The Kenyatta University has revoked a PhD awarded to one of its lecturers in 2018 after he was found guilty of plagiarising thesis of a senior lecturer at Usmanu Danfodiyo University in Sokoto, Nigeria.

Vice-Chancellor Prof Paul Wainaina in a statement said the university has also discontinued the lecturer who teaches in the social sciences department and who has since surrendered the original doctorate degree certificate that had been issued to him.

Prof Wainaina said the University received an email complaint in March 2019 from a senior lecturer alleging plagiarism against a Kenyatta University lecturer.

“The KU lecturer had been awarded a Phd on August 4 2018 for a thesis he had submitted. Upon receipt of the complaint, the Vice-Chancellor set up a committee to review the validity of the claims,” added the statement.

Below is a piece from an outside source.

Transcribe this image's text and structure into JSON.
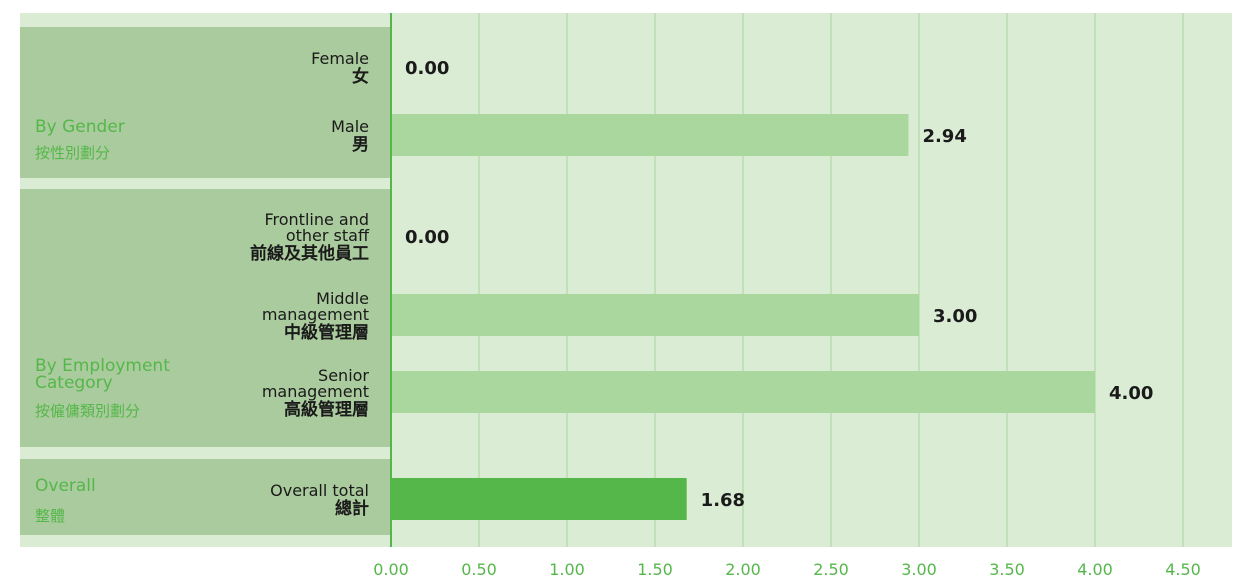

He said the committee handed in its report on April 12, 2019 which confirmed that there was “overwhelming evidence” of plagiarism against the KU lecturer and gave several recommendations of action to be taken.

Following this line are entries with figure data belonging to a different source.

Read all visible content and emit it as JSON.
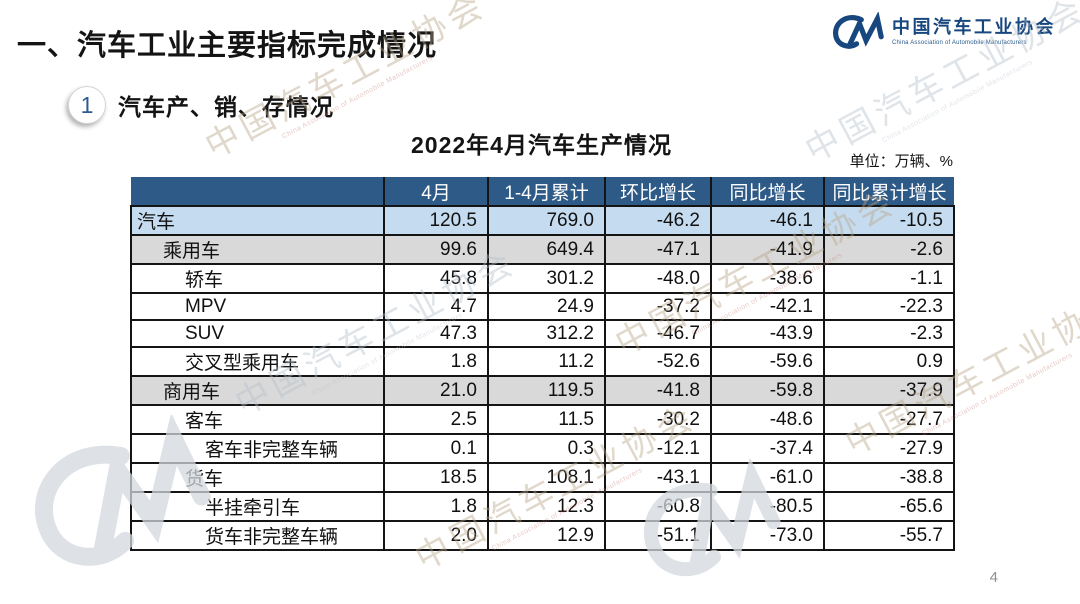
{
  "page": {
    "title": "一、汽车工业主要指标完成情况",
    "page_number": "4"
  },
  "logo": {
    "monogram": "CM",
    "name_cn": "中国汽车工业协会",
    "name_en": "China Association of Automobile Manufacturers",
    "color": "#17477E"
  },
  "section": {
    "index": "1",
    "label": "汽车产、销、存情况"
  },
  "chart_data": {
    "type": "table",
    "title": "2022年4月汽车生产情况",
    "unit": "单位：万辆、%",
    "columns": [
      "",
      "4月",
      "1-4月累计",
      "环比增长",
      "同比增长",
      "同比累计增长"
    ],
    "rows": [
      {
        "label": "汽车",
        "indent": 0,
        "style": "highlight-blue",
        "values": [
          "120.5",
          "769.0",
          "-46.2",
          "-46.1",
          "-10.5"
        ]
      },
      {
        "label": "乘用车",
        "indent": 1,
        "style": "highlight-gray",
        "values": [
          "99.6",
          "649.4",
          "-47.1",
          "-41.9",
          "-2.6"
        ]
      },
      {
        "label": "轿车",
        "indent": 2,
        "style": "plain",
        "values": [
          "45.8",
          "301.2",
          "-48.0",
          "-38.6",
          "-1.1"
        ]
      },
      {
        "label": "MPV",
        "indent": 2,
        "style": "plain",
        "values": [
          "4.7",
          "24.9",
          "-37.2",
          "-42.1",
          "-22.3"
        ]
      },
      {
        "label": "SUV",
        "indent": 2,
        "style": "plain",
        "values": [
          "47.3",
          "312.2",
          "-46.7",
          "-43.9",
          "-2.3"
        ]
      },
      {
        "label": "交叉型乘用车",
        "indent": 2,
        "style": "plain",
        "values": [
          "1.8",
          "11.2",
          "-52.6",
          "-59.6",
          "0.9"
        ]
      },
      {
        "label": "商用车",
        "indent": 1,
        "style": "highlight-gray",
        "values": [
          "21.0",
          "119.5",
          "-41.8",
          "-59.8",
          "-37.9"
        ]
      },
      {
        "label": "客车",
        "indent": 2,
        "style": "plain",
        "values": [
          "2.5",
          "11.5",
          "-30.2",
          "-48.6",
          "-27.7"
        ]
      },
      {
        "label": "客车非完整车辆",
        "indent": 3,
        "style": "plain",
        "values": [
          "0.1",
          "0.3",
          "-12.1",
          "-37.4",
          "-27.9"
        ]
      },
      {
        "label": "货车",
        "indent": 2,
        "style": "plain",
        "values": [
          "18.5",
          "108.1",
          "-43.1",
          "-61.0",
          "-38.8"
        ]
      },
      {
        "label": "半挂牵引车",
        "indent": 3,
        "style": "plain",
        "values": [
          "1.8",
          "12.3",
          "-60.8",
          "-80.5",
          "-65.6"
        ]
      },
      {
        "label": "货车非完整车辆",
        "indent": 3,
        "style": "plain",
        "values": [
          "2.0",
          "12.9",
          "-51.1",
          "-73.0",
          "-55.7"
        ]
      }
    ],
    "colors": {
      "header_bg": "#2E5A87",
      "header_text": "#FFFFFF",
      "row_blue": "#C5DCF0",
      "row_gray": "#D9D9D9",
      "border": "#141414"
    },
    "layout": {
      "grid": "all-borders",
      "first_column_align": "left",
      "value_align": "right"
    }
  },
  "watermark": {
    "text_cn": "中国汽车工业协会",
    "text_en": "China Association of Automobile Manufacturers"
  }
}
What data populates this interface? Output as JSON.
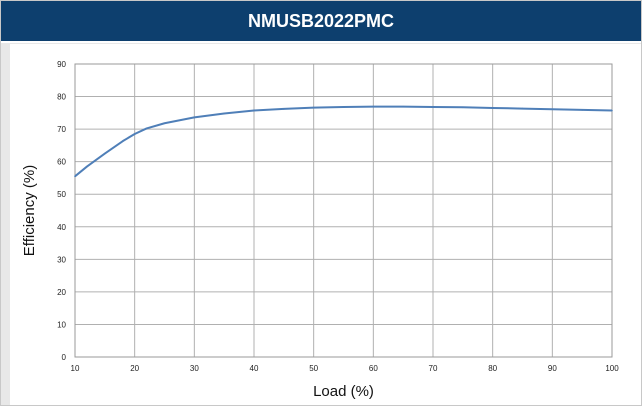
{
  "header": {
    "title": "NMUSB2022PMC"
  },
  "colors": {
    "header_bg": "#0d3f6e",
    "line": "#4f7fb8",
    "grid": "#b0b0b0"
  },
  "chart_data": {
    "type": "line",
    "title": "",
    "xlabel": "Load (%)",
    "ylabel": "Efficiency (%)",
    "xlim": [
      10,
      100
    ],
    "ylim": [
      0,
      90
    ],
    "xticks": [
      "10",
      "20",
      "30",
      "40",
      "50",
      "60",
      "70",
      "80",
      "90",
      "100"
    ],
    "yticks": [
      "0",
      "10",
      "20",
      "30",
      "40",
      "50",
      "60",
      "70",
      "80",
      "90"
    ],
    "grid": true,
    "series": [
      {
        "x": [
          10,
          12,
          15,
          18,
          20,
          22,
          25,
          30,
          35,
          40,
          45,
          50,
          55,
          60,
          65,
          70,
          75,
          80,
          85,
          90,
          95,
          100
        ],
        "y": [
          55.5,
          58.5,
          62.5,
          66.3,
          68.5,
          70.2,
          71.8,
          73.6,
          74.8,
          75.7,
          76.2,
          76.6,
          76.8,
          76.9,
          76.9,
          76.8,
          76.7,
          76.5,
          76.3,
          76.1,
          75.9,
          75.7
        ]
      }
    ]
  }
}
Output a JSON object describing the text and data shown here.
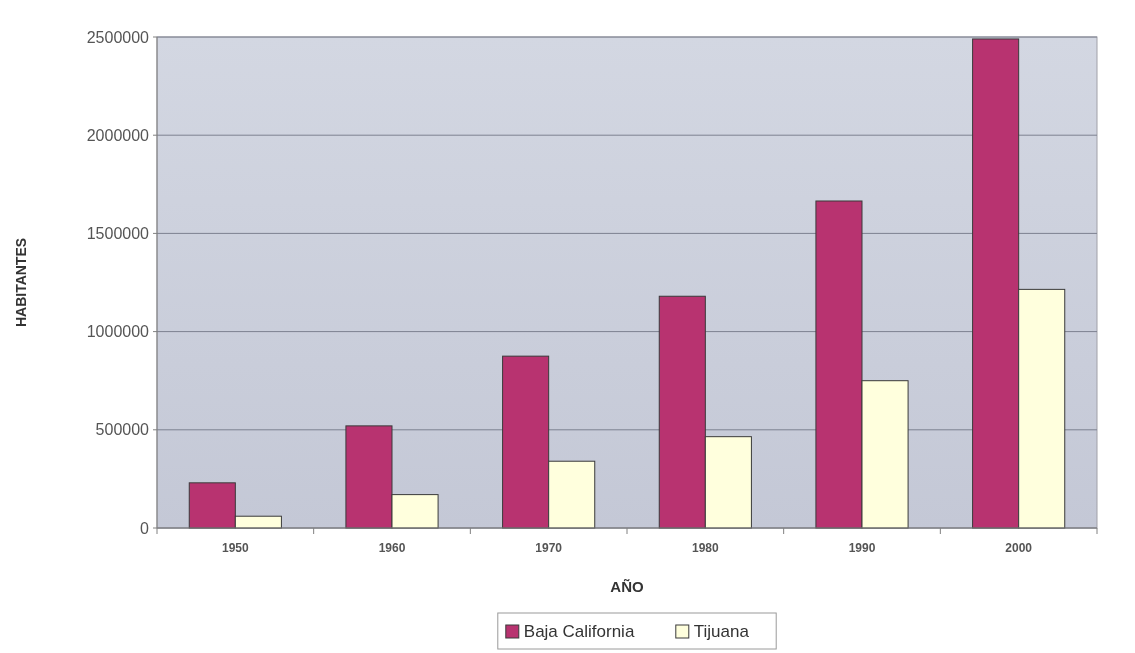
{
  "chart_data": {
    "type": "bar",
    "xlabel": "AÑO",
    "ylabel": "HABITANTES",
    "categories": [
      "1950",
      "1960",
      "1970",
      "1980",
      "1990",
      "2000"
    ],
    "series": [
      {
        "name": "Baja California",
        "color": "#b83370",
        "values": [
          230000,
          520000,
          875000,
          1180000,
          1665000,
          2490000
        ]
      },
      {
        "name": "Tijuana",
        "color": "#ffffdd",
        "values": [
          60000,
          170000,
          340000,
          465000,
          750000,
          1215000
        ]
      }
    ],
    "ylim": [
      0,
      2500000
    ],
    "yticks": [
      0,
      500000,
      1000000,
      1500000,
      2000000,
      2500000
    ],
    "grid": "y",
    "legend": "bottom"
  }
}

“The investigations established that the lecturer and a staffer in his department had colluded to circumvent the internal KU mechanism where all thesis are subjected to anti-plagiarism software check when the same is turned in. Even though the thesis had failed the plagiarism check, the staffer had given the thesis the green light,” said Prof Wainaina.

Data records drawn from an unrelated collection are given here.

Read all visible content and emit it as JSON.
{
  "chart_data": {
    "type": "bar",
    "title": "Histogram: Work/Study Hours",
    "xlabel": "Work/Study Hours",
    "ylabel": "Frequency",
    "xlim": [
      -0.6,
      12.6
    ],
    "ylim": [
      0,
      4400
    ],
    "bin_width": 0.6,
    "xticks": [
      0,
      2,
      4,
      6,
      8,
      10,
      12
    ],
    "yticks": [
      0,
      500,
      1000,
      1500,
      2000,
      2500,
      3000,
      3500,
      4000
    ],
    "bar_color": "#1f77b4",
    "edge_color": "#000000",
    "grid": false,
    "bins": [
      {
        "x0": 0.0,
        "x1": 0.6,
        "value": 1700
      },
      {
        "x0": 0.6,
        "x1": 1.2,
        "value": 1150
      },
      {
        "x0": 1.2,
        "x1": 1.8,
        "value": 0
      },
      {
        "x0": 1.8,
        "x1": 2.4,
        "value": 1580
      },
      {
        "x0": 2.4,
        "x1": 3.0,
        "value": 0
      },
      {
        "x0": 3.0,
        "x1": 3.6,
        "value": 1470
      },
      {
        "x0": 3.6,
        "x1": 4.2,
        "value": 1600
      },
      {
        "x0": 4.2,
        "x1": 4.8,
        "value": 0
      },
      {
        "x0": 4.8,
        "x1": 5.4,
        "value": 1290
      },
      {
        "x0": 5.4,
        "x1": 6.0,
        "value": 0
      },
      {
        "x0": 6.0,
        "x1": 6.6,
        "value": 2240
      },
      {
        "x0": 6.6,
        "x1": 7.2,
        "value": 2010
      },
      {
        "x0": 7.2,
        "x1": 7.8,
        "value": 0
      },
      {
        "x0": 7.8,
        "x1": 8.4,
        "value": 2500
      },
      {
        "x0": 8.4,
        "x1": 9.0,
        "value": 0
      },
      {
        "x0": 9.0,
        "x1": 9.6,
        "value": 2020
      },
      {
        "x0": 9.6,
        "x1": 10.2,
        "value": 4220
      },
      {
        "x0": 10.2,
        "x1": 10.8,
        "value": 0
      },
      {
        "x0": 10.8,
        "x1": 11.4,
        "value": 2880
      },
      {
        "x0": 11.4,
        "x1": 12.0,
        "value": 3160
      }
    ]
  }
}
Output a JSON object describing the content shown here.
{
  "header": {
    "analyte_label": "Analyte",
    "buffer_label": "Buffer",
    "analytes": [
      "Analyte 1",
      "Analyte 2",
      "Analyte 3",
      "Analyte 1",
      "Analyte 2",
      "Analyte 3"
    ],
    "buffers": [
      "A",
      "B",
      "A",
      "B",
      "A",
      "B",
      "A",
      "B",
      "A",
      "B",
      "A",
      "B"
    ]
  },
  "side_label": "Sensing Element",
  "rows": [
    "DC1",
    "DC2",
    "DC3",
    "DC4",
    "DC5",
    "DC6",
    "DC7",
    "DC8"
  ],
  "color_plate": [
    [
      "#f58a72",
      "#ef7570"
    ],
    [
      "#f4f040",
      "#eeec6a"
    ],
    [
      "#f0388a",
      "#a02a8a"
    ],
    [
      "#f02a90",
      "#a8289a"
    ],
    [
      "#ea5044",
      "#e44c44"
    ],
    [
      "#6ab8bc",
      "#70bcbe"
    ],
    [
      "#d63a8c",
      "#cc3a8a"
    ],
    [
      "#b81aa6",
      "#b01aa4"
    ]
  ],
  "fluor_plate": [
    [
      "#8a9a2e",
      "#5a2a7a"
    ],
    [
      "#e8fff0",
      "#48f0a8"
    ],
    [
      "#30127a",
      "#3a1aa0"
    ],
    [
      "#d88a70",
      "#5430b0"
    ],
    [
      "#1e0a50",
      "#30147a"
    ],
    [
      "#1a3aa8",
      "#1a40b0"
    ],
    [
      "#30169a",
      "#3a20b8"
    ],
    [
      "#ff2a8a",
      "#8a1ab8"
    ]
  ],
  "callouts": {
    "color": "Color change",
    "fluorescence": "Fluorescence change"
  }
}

He said the degree was withdrawn and the lecturer was ordered to return the original certificate awarded.

“The certificate has been returned and is in the custody of the University. The lecturer appeared before a student disciplinary committee on the same matter on Thursday September 19th 2019 and was discontinued,” said Prof Wainaina.

He said the University does not condone academic fraud and takes it mandate seriously by setting high academic standards.

“We will always respond swiftly to incidents where academic fraud has been alleged and take action. The integrity of the certificate issued by Kenyatta University must always be protected and we will always endeavor to uphold the highest academic standards and ethics,” said Prof Wainaina.

The Commission for University Education (CUE) yesterday welcomed the decision of the university to withdraw the degree.

“The revocation was done as part of the KU’s internal quality assurance process which we applaud,” said CUE Chief executive officer Mwenda Ntarangwi.

Already Jomo Kenyatta University of agriculture (JKUAT) is reviewing 118 PhDs it awarded to students in June this year, after investigation by CUE revealed massive irregularities.

The University was in July given three months to meet and review the PhDs and submit to CUE evidence of the students’ publication of two articles in referred journals for each PhD awarded failure to which the non-conforming PhDs will be recalled until the graduation requirement is fulfilled.

CUE has directed JKUAT to also review all PhDs awarded in the past graduations.

A total of 327 PhD degrees and 2,101 master’s degrees were awarded during the 31st, 32nd and 33rd graduation ceremonies held in June 2018, November 2018, and June 2019.

CUE in 2016, revoked doctorate of philosophy degrees awarded to five students by Kisii University in December 2014.

It also revoked degrees of two students who were admitted into Master Degree programmes at the institution from other local universities irregularly.